The highly dynamic lamellipodial branched actin network supports cell migration through heterogeneous mechanical extracellular microenvironments. Thus, its elastic properties play essential roles in determining cell migration 1. However, we found that it is unclear about how various intracellular proteins regulate the elastic properties of the network and then affect cell migration. The major challenge to investigate this question is that the highly dynamic and stochastic remodeling behaviors hinder one from performing an adequate number of biological experiments to study the quantitative relationships between the macroscopic elastic properties of the network and the microscopic structures regulated by various intracellular proteins.

To address the above question, we developed a 5000-line computer code tool to construct the realistic stochastic self-assembling multi-scale model of the in vivo lamellipodial branched actin network. Our computer codes take into account of five types of key proteins, i.e., filamentous actin, Arp2/3 complex, capping protein, filamin-A and α-actinin, and their mechano-chemical assembling interactions, such as filament polymerizing, Arp2/3 complex branching, capping protein inhibiting polymerization and actin-crosslinking proteins binding and unbinding. The spatiotemporal remodeling architectures of the lamellipodial branched actin network during driving cell migration are obtained over more than 4000 different stochastic models. Then, with 24000 finite element simulations, the role of each type of intracellular proteins in adapting the elastic properties of the network and then affecting cell migration is deciphered quantitatively. More importantly, we reveal a resistance-adaptive intracellular physical mechanism of the elastic properties of the lamellipodial branched actin network for cell migration. Our simulations predict many experimental observations 1-12. The revealed quantitative results have important clinical values for cancer cell metastasis. For example, our results suggest that creating intracellular inhibitors for Arp2/3 complex might be more effective for reducing cancer cell invasion and metastasis. Besides, the revealed physical mechanisms also provide insights into the understanding of endocytosis, phagocytosis, vesicle trafficking, intracellular pathogen transport and dendritic spine formation, where branched actin networks are generated.

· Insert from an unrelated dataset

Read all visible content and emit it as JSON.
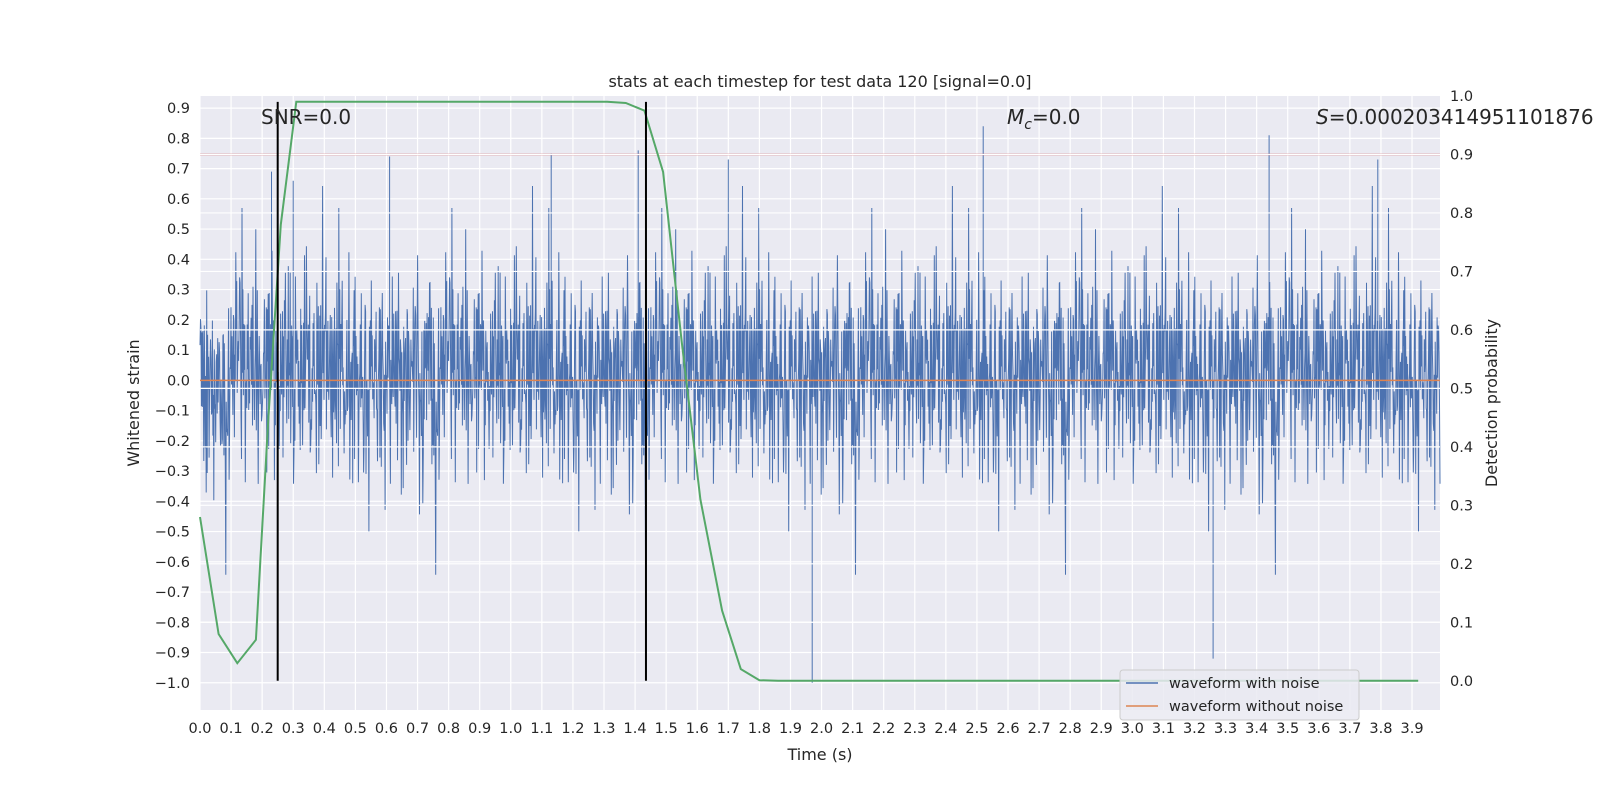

Finally, we highlight that constructing predictive multiscale models at the intersection of biology, computer science, physics and chemistry is an effective way to study the highly dynamic, stochastic and complex physiological activities and pathological mechanism 13. It not only can get massive amount of data, but also can capture the quantitative relationships between various factors/behaviors to analyze the underlying biophysical mechanism, which is extremely important for drug developments. As one of the reviewers of the paper points out, biological insights can be gained from this engineering-based approach.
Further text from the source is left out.